Of course, in its attempt to rapidly scale its global business, Uber is also burning through cash at an incredible rate, with losses of about $2.8 billion in the last year. If you take into account Uber’s operations in China, which it sold to local rival Didi Kuaidi last year, its losses likely top $3 billion. (Uber C.E.O. Travis Kalanick had said previously that his company was losing $1 billion every year in China alone). This would seem to substantiate multiple reports last year claiming that Uber’s losses were mounting and could exceed $3 billion.

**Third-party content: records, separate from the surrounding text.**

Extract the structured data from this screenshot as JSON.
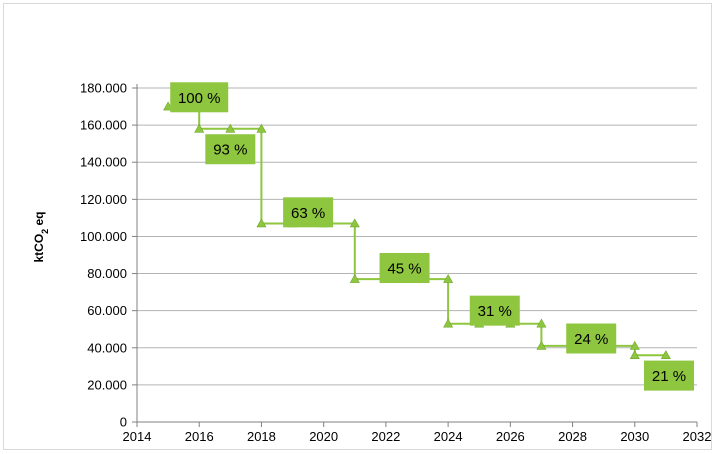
{
  "chart_data": {
    "type": "line",
    "title": "",
    "xlabel": "",
    "ylabel": "ktCO2 eq",
    "ylabel_parts": {
      "main": "ktCO",
      "sub": "2",
      "tail": " eq"
    },
    "xlim": [
      2014,
      2032
    ],
    "ylim": [
      0,
      180000
    ],
    "x_ticks": [
      "2014",
      "2016",
      "2018",
      "2020",
      "2022",
      "2024",
      "2026",
      "2028",
      "2030",
      "2032"
    ],
    "y_ticks": [
      "0",
      "20.000",
      "40.000",
      "60.000",
      "80.000",
      "100.000",
      "120.000",
      "140.000",
      "160.000",
      "180.000"
    ],
    "grid": "horizontal",
    "step_line": true,
    "series": [
      {
        "points": [
          {
            "x": 2015,
            "y": 170000
          },
          {
            "x": 2016,
            "y": 170000
          },
          {
            "x": 2016,
            "y": 158000
          },
          {
            "x": 2017,
            "y": 158000
          },
          {
            "x": 2018,
            "y": 158000
          },
          {
            "x": 2018,
            "y": 107000
          },
          {
            "x": 2019,
            "y": 107000
          },
          {
            "x": 2020,
            "y": 107000
          },
          {
            "x": 2021,
            "y": 107000
          },
          {
            "x": 2021,
            "y": 77000
          },
          {
            "x": 2022,
            "y": 77000
          },
          {
            "x": 2023,
            "y": 77000
          },
          {
            "x": 2024,
            "y": 77000
          },
          {
            "x": 2024,
            "y": 53000
          },
          {
            "x": 2025,
            "y": 53000
          },
          {
            "x": 2026,
            "y": 53000
          },
          {
            "x": 2027,
            "y": 53000
          },
          {
            "x": 2027,
            "y": 41000
          },
          {
            "x": 2028,
            "y": 41000
          },
          {
            "x": 2029,
            "y": 41000
          },
          {
            "x": 2030,
            "y": 41000
          },
          {
            "x": 2030,
            "y": 36000
          },
          {
            "x": 2031,
            "y": 36000
          }
        ]
      }
    ],
    "annotations": [
      {
        "text": "100 %",
        "x": 2016.0,
        "y": 175000
      },
      {
        "text": "93 %",
        "x": 2017.0,
        "y": 147000
      },
      {
        "text": "63 %",
        "x": 2019.5,
        "y": 113000
      },
      {
        "text": "45 %",
        "x": 2022.6,
        "y": 83000
      },
      {
        "text": "31 %",
        "x": 2025.5,
        "y": 60000
      },
      {
        "text": "24 %",
        "x": 2028.6,
        "y": 45000
      },
      {
        "text": "21 %",
        "x": 2031.1,
        "y": 25000
      }
    ],
    "colors": {
      "line": "#8ec63f",
      "marker": "#8ec63f",
      "annotation_fill": "#8ec63f",
      "grid": "#b3b3b3",
      "axis": "#808080"
    }
  }
}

Uber is obviously excited to share details about its growth, despite its gargantuan losses. In the last quarter of 2016, shortly before the #DeleteUber campaign prompted some 200,000 people to delete their accounts, gross bookings increased 28 percent over the previous three months, and revenue increased 74 percent—vastly outpacing losses, which grew 5 percent during the same period. “We’re fortunate to have a healthy and growing business, giving us the room to make the changes we know are needed on management and accountability, our culture and organization, and our relationship with drivers,” Rachel Holt, who runs Uber’s North American operations, told Bloomberg in a statement.

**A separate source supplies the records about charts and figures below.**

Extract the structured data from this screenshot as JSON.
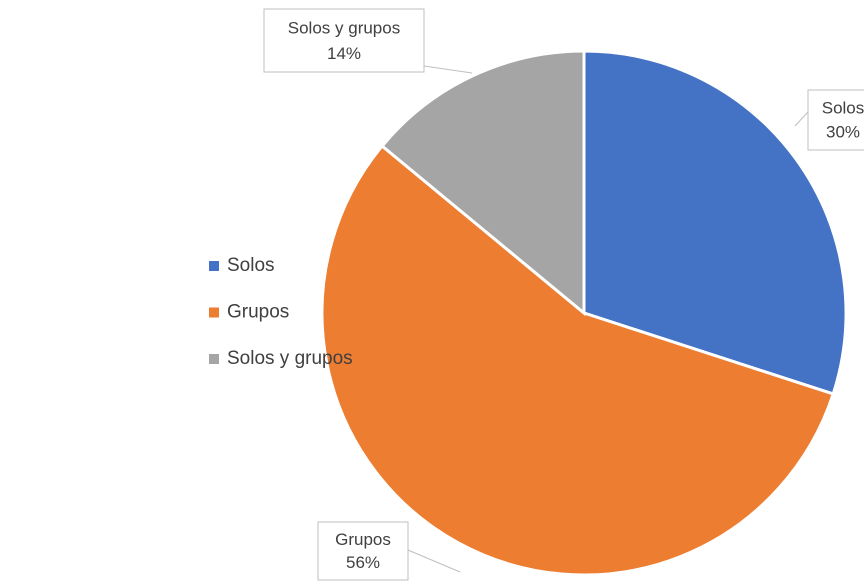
{
  "chart_data": {
    "type": "pie",
    "categories": [
      "Solos",
      "Grupos",
      "Solos y grupos"
    ],
    "values": [
      30,
      56,
      14
    ],
    "value_labels": [
      "30%",
      "56%",
      "14%"
    ],
    "colors": [
      "#4472c4",
      "#ed7d31",
      "#a5a5a5"
    ],
    "legend": "left"
  }
}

Still, there’s something fishy about Uber’s balance sheet and some of the accounting behind the numbers the company selectively chose to share. Uber’s revenue, for instance, is “only the portion Uber takes from fares, except in the case of its carpooling service; the company counts the entire amount of an UberPool fare as revenue,” according to Bloomberg’s Eric Newcomer. Uber’s losses, he says, also don’t “account for employee stock compensation, certain real-estate investments, automobile purchases and other expenses.” The discrepancy with its carpooling service may be related to differences between how Uber chooses to classify UberX and UberPool, as Business Insider’s Biz Carson notes, but the company did not say.

Silicon Valley remains bullish. Investors have poured $8 billion in funding into Uber in hopes that it will be the next Amazon, eventually turning a profit from its massive, globe-spanning business. And while some investors have spoken out about Uber’s allegedly sexist, discriminatory corporate culture, none are yet complaining about the company’s finances. Stakeholders presumably know they’re in for the long haul. Still, it seems Kalanick realized it was a good time to open his books. Like other private companies, Uber isn’t required to report its finances; choosing to do so right now, at a moment when the company is under intense scrutiny, may be a way to boost morale for employees and investors alike.